When I was creating a digital story, I was afraid of opening up about my experiences with mental illness. I thought about all of the ways in which I could get hurt or I could hurt others. I wondered:

What would people say or think?

Would I be doing my community a disservice by sharing my struggle – a struggle that they took part in creating?

How did I know that my story was being truthful to my reality?

How could I articulate my story in a way that was personal but also relatable, to some extent, to others?

Stories are constructions. Every story is a representation of reality. Stories are important because they are inherently reflective about how one constructs their reality and understands their surroundings, circumstances, and experiences. I was opening myself up to the possibility of being wounded. I was coming from a place of introspection when I shared my story. For the digital story, I decided to talk about my experiences with major depressive disorder and how my experiences and feelings were at odds with the rhetoric of self-care. I talked about how I felt reading articles that told me to eat healthier or exercise. These articles assumed that I woke up every day with a will to live.

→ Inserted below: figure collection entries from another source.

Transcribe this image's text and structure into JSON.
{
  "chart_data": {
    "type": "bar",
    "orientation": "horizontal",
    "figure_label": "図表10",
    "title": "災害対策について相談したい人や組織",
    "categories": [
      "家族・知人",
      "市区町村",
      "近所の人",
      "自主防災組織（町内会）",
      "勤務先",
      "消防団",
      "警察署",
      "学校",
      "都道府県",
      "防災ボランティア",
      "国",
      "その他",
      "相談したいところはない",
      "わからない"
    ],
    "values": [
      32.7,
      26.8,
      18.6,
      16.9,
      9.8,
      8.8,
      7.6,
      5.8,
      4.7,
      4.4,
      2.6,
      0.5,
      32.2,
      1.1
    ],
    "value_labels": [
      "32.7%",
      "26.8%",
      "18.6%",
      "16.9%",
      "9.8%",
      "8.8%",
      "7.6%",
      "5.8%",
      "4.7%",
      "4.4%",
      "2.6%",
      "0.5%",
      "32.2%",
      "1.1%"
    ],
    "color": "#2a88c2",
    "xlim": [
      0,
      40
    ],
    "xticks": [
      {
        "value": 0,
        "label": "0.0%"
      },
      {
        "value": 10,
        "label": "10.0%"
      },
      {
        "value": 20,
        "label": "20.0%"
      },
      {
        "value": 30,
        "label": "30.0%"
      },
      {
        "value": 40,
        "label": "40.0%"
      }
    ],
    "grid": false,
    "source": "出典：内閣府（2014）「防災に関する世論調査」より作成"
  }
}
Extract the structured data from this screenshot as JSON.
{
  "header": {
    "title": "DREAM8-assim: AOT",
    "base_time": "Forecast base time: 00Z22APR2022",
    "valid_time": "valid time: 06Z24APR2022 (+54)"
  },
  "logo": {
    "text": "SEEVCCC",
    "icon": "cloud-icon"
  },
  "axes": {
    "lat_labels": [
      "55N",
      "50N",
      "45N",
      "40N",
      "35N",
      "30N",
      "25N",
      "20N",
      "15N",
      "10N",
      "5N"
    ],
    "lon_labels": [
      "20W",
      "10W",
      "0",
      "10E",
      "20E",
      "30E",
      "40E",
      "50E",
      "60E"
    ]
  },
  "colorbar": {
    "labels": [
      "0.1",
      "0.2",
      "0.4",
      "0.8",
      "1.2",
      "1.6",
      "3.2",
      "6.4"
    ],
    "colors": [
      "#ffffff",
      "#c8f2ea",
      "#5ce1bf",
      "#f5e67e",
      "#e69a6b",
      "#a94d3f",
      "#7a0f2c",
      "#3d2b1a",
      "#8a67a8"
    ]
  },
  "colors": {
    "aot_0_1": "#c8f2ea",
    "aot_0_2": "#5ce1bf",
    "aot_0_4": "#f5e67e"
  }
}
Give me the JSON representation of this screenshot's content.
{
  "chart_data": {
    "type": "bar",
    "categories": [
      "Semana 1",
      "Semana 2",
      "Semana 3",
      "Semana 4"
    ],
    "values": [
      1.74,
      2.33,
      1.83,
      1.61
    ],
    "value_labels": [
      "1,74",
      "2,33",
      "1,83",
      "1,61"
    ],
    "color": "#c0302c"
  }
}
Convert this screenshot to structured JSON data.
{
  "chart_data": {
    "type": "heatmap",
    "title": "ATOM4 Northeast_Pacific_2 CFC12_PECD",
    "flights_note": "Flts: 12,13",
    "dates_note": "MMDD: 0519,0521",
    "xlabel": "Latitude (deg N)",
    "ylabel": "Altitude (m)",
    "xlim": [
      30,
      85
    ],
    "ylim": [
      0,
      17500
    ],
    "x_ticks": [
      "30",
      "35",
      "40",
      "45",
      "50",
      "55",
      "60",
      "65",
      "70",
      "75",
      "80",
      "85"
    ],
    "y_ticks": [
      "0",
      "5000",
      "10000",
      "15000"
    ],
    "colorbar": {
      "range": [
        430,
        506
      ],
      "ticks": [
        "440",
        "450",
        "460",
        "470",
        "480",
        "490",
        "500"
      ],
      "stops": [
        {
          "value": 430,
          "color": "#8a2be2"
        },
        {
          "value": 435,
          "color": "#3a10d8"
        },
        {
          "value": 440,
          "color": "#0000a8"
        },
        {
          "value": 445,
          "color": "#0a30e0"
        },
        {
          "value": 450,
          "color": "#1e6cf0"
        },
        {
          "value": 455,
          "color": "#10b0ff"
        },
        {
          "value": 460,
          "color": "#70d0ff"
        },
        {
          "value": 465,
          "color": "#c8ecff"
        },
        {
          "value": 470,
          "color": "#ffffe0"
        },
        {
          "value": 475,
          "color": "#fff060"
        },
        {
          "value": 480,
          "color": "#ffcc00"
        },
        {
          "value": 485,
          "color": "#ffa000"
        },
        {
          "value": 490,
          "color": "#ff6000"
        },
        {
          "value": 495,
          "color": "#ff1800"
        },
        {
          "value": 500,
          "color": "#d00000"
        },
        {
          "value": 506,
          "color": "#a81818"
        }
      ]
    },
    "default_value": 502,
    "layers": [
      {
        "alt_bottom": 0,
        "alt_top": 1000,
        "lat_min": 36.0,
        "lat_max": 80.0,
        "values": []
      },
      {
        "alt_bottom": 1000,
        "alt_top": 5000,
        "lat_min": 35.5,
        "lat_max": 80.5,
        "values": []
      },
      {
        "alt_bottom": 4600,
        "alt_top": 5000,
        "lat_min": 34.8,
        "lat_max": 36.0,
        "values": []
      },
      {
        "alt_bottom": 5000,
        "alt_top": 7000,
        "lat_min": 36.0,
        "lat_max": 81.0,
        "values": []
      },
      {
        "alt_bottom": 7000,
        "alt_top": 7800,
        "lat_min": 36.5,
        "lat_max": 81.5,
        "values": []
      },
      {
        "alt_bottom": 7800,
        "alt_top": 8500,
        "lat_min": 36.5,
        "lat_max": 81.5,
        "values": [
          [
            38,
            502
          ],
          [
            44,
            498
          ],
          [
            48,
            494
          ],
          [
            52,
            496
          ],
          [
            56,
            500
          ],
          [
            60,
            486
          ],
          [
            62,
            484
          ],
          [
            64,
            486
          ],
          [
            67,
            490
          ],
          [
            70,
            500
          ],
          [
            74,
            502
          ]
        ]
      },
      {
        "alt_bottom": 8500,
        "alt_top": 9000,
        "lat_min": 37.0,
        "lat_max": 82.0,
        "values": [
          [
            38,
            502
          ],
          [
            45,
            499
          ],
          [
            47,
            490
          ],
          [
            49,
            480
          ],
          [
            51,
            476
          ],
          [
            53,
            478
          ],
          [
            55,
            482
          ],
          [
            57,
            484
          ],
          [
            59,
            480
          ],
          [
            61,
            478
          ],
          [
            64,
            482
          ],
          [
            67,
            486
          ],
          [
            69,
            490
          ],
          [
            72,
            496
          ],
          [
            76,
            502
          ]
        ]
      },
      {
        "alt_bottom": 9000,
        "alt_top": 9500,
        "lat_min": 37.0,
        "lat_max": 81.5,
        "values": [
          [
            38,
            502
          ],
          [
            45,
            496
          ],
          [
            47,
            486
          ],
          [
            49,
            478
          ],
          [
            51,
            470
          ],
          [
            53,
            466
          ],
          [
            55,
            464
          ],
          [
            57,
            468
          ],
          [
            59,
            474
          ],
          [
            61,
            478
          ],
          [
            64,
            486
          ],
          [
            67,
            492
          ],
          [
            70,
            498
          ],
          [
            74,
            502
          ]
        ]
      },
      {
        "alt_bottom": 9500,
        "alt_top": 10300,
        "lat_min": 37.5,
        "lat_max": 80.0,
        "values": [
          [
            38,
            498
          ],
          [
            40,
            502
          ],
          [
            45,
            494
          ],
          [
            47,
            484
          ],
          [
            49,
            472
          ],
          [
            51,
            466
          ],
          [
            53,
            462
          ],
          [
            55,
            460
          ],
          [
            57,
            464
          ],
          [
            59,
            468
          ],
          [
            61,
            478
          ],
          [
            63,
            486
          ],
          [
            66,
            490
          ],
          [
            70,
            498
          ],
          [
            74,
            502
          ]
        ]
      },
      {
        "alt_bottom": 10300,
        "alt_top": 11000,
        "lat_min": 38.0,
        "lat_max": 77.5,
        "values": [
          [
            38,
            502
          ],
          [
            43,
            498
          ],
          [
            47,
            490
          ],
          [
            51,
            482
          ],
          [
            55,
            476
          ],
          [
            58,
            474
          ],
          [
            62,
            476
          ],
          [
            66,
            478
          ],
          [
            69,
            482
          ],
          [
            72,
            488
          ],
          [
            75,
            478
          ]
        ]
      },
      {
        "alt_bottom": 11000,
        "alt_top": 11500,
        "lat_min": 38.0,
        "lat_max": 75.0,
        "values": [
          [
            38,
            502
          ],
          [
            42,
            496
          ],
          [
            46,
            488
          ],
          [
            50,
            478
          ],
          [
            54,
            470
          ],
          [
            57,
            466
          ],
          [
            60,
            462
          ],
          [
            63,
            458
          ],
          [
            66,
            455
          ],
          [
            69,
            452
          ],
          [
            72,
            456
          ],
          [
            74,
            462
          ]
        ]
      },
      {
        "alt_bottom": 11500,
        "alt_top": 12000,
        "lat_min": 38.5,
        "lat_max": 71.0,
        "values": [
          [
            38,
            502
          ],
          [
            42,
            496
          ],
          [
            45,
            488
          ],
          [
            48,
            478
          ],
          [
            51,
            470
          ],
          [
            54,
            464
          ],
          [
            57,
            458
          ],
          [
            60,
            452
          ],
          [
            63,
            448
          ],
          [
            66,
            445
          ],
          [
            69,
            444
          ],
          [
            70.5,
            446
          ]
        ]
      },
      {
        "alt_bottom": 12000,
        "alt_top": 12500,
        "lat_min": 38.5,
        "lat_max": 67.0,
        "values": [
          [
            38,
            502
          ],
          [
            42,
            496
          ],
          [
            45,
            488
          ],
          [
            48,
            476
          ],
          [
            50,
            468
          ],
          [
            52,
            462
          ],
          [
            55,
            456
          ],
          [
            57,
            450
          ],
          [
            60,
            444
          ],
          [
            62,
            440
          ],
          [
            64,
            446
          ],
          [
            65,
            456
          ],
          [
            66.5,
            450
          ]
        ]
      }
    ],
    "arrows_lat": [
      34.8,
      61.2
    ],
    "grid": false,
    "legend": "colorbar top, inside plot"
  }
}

I wondered about what self-care looked like for a depressed person.

I am still trying to figure this out.

The readers and writers who engaged with the self-care rhetoric have dominant voices, voices that typically cater to people who do not experience mental health issues. This discourse shaped my own story because it made me reflect upon how self-care looked different for every individual. The discourse negatively impacted my story about how self-care manifests as a someone with depression, because I was, and am, bombarded with messages of what it looks like take care of myself.

Throughout the process of creating the digital story, I found a voice through which I could make sense of my experiences, and reflect upon how vulnerability paves way for conversations that need to take place.